LIVE: Neck Deep @ Alexandra Palace, London

By Katherine Allvey

It’s a monumental night for Neck Deep. They’ve sold out their biggest show to date at Alexandra Palace, and those of us brave enough to scale what feels like the steepest and windiest hill in London are here not only to enjoy a night of ‘generic pop punk’ (as the welshmen term themselves) but to celebrate their achievement. It’s a ‘told you so’ kind of evening, and we want to revel in the fact that we were right; Neck Deep can pack out arenas, and do it in style. 

The first thing you need to know about the inaugural Neck-Deep-Massive-Show is that they do not stop, ever, cramming twenty four songs into ninety minutes with barely a breath caught between songs to acknowledge that they’re in what vocalist Ben Barlow calls ‘Ally Fuckin Pally’. The other thing to realise is that they are incredibly organised, dividing their setlist into two or three song chunks which represent the main punk emotions like an anarchic version of ‘Inside Out’; political anger, introspection, romance, euphoria and Blink 182. The section that could be titled ‘Sad But Dealing With It’ is what gets the small but dedicated pit started. ‘Sort Yourself Out’ comes across more earnestly without the studio gloss, and ‘Lowlife’ acquires a grungy Offspring energy, its throwback absurdism exaggerated by Barlow’s rasping stretch. 

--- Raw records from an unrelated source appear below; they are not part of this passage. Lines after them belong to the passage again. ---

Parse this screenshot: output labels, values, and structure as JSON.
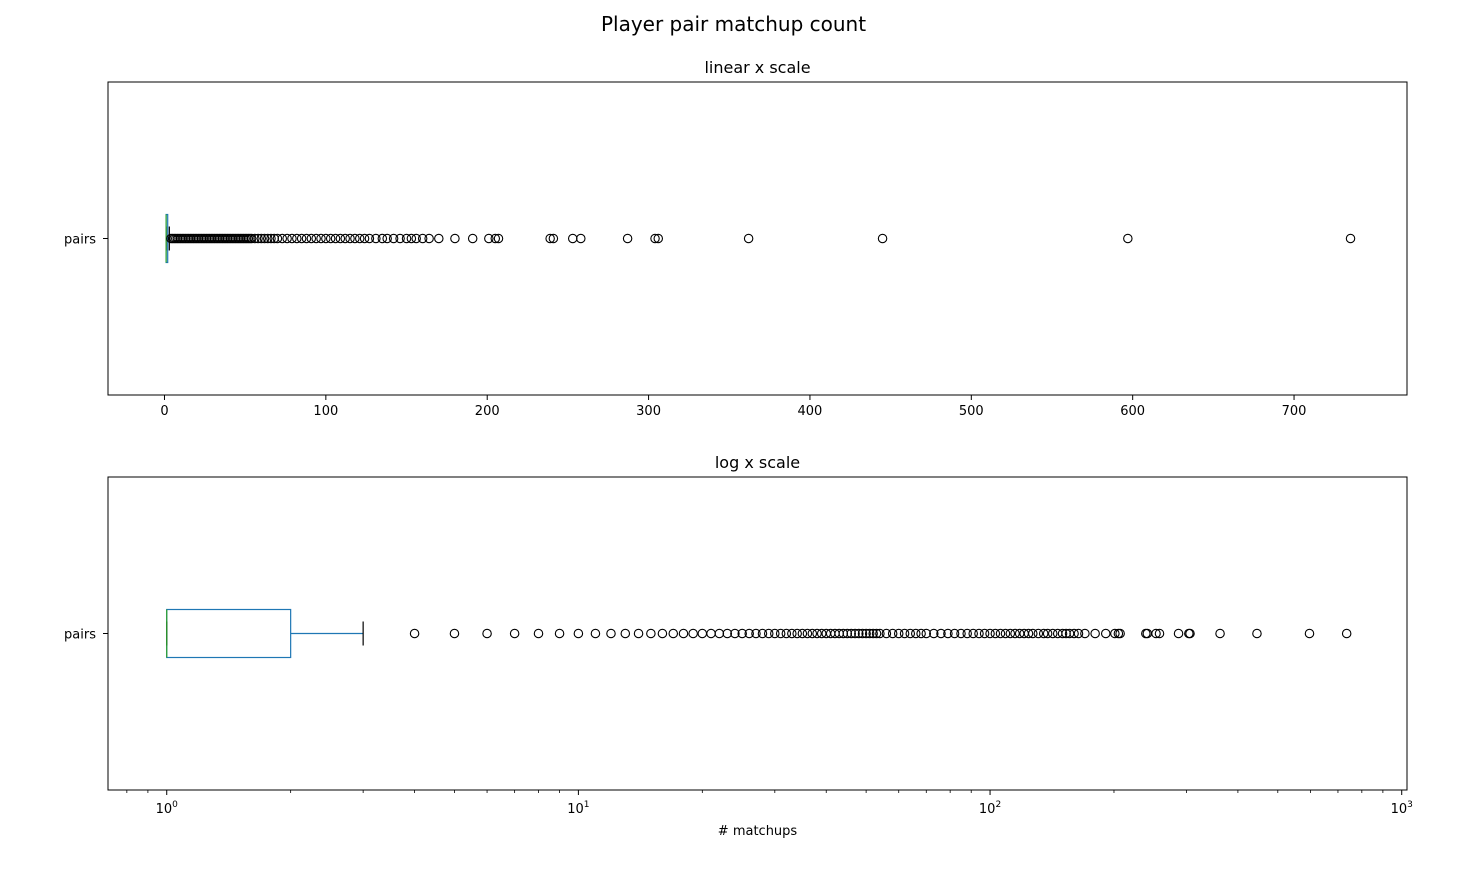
{
  "figure_title": "Player pair matchup count",
  "chart_data": [
    {
      "type": "box",
      "title": "linear x scale",
      "xscale": "linear",
      "xlim": [
        -35,
        770
      ],
      "xticks": [
        0,
        100,
        200,
        300,
        400,
        500,
        600,
        700
      ],
      "xtick_labels": [
        "0",
        "100",
        "200",
        "300",
        "400",
        "500",
        "600",
        "700"
      ],
      "xlabel": "",
      "category": "pairs",
      "box": {
        "min": 1,
        "q1": 1,
        "median": 1,
        "q3": 2,
        "whisker_high": 3
      },
      "outliers": [
        4,
        5,
        6,
        7,
        8,
        9,
        10,
        11,
        12,
        13,
        14,
        15,
        16,
        17,
        18,
        19,
        20,
        21,
        22,
        23,
        24,
        25,
        26,
        27,
        28,
        29,
        30,
        31,
        32,
        33,
        34,
        35,
        36,
        37,
        38,
        39,
        40,
        41,
        42,
        43,
        44,
        45,
        46,
        47,
        48,
        49,
        50,
        51,
        52,
        53,
        54,
        56,
        58,
        60,
        62,
        64,
        66,
        68,
        70,
        73,
        76,
        79,
        82,
        85,
        88,
        91,
        94,
        97,
        100,
        103,
        106,
        109,
        112,
        115,
        118,
        121,
        124,
        127,
        131,
        135,
        138,
        142,
        146,
        150,
        153,
        156,
        160,
        164,
        170,
        180,
        191,
        201,
        205,
        207,
        239,
        241,
        253,
        258,
        287,
        304,
        306,
        362,
        445,
        597,
        735
      ]
    },
    {
      "type": "box",
      "title": "log x scale",
      "xscale": "log",
      "xlim": [
        0.72,
        1030
      ],
      "xticks": [
        1,
        10,
        100,
        1000
      ],
      "xtick_labels": [
        "10^0",
        "10^1",
        "10^2",
        "10^3"
      ],
      "xlabel": "# matchups",
      "category": "pairs",
      "box": {
        "min": 1,
        "q1": 1,
        "median": 1,
        "q3": 2,
        "whisker_high": 3
      },
      "outliers": [
        4,
        5,
        6,
        7,
        8,
        9,
        10,
        11,
        12,
        13,
        14,
        15,
        16,
        17,
        18,
        19,
        20,
        21,
        22,
        23,
        24,
        25,
        26,
        27,
        28,
        29,
        30,
        31,
        32,
        33,
        34,
        35,
        36,
        37,
        38,
        39,
        40,
        41,
        42,
        43,
        44,
        45,
        46,
        47,
        48,
        49,
        50,
        51,
        52,
        53,
        54,
        56,
        58,
        60,
        62,
        64,
        66,
        68,
        70,
        73,
        76,
        79,
        82,
        85,
        88,
        91,
        94,
        97,
        100,
        103,
        106,
        109,
        112,
        115,
        118,
        121,
        124,
        127,
        131,
        135,
        138,
        142,
        146,
        150,
        153,
        156,
        160,
        164,
        170,
        180,
        191,
        201,
        205,
        207,
        239,
        241,
        253,
        258,
        287,
        304,
        306,
        362,
        445,
        597,
        735
      ]
    }
  ],
  "colors": {
    "box": "#1f77b4",
    "median": "#2ca02c",
    "whisker_cap": "#000000",
    "outlier": "#000000"
  }
}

It’s the political instalment of Neck Deep’s set which provides a stark contrast to the rest. Silhouetted in red, Barlow takes a soapbox moment. “People are afraid to say what’s right and do what’s right. Fuck every CEO and corporation decimating poor and impoverished countries for their own gain. They don’t give a fuck about you. What’s happening in Palestine is one of the great crimes of our age,” he declares before launching into the frankly blinding ‘Need More Bricks’ that channels Anti-Flag at their most incendiary. ‘Don’t Wait’ follows with more riotous energy, all Fat Mike linguistic dark comedy with a sense of moving from their inner world to exterior concerns like they’re breaking their own script. It’s heavy handed and unsubtle but sometimes a message needs to be blunt to be effective. While it doesn’t get the pit flowing, the politics is arguably the most interesting part of Neck Deep’s show, raising the question about why they don’t fully lean into this aspect of their sound which they obviously excel at. 

“We can switch it up in a matter of seconds,” jokes Barlow. “Who here is in love?” The emotional whiplash by switching into ‘When You Know’ is mitigated by the passionate singalong which instantly transmits a sense of comfortable euphoria like the smell of freshly cut grass or a sitcom where the teens are played by actors in their thirties. ‘She’s A God’ comes across as the right mix of tender and a little naive, and lands right on target with the girls in the crowd. ‘What Did You Expect?’, the ‘first song we ever wrote’, begins the transition into the ‘Sounds Like Blink’ chapter and flows seamlessly into the whimsical ‘Take Me With You’. So many of us in the crowd have been following Neck Deep since they began and this pairing feels pleasantly cyclical. “We never thought that this song would do anything at all, it was just a cheesy love song and here we are all these years later, just playing this crappy love song…” grins Barlow, and there’s a tangible bursting of unresolved tension, a magnetic connection between us and them as ‘A Part Of Me’ opens. We fling the vocals back to Barlow and he opens his arms to bask in stained glass light. ‘We’ve got to end it on a big old singalong,” he smiles as a forest of phones grows like grass after rain to the opening chords of ‘December’ A crowd surfer holds up an unfurled umbrella and waves it just off time with the beat. Overwhelming achievement and satisfaction fill the air on this winner’s lap of a closer. 

Even the wait for the encore is very short. We’re invited into Neck Deep’s personal circle with ‘They May Not Mean To (But They Do)’ and ‘Can’t Kick Up The Roots’, and finally the pit they’ve been begging for since the start stretches all the way through the crowd. But it’s ‘In Bloom’ that really shakes us with emotional resonance as rays of hope and solidarity encompass us all. They’ve finally done it. Neck Deep Have finally hit the big time. A mutual glow pours out, candy coloured with a bass whirl, and we’re struck with the sincerity of their appreciation. The question now is: where do Neck Deep go from here now they’ve definitively confirmed they can fill a vast arena with joyful (and definitely not generic) pop punk?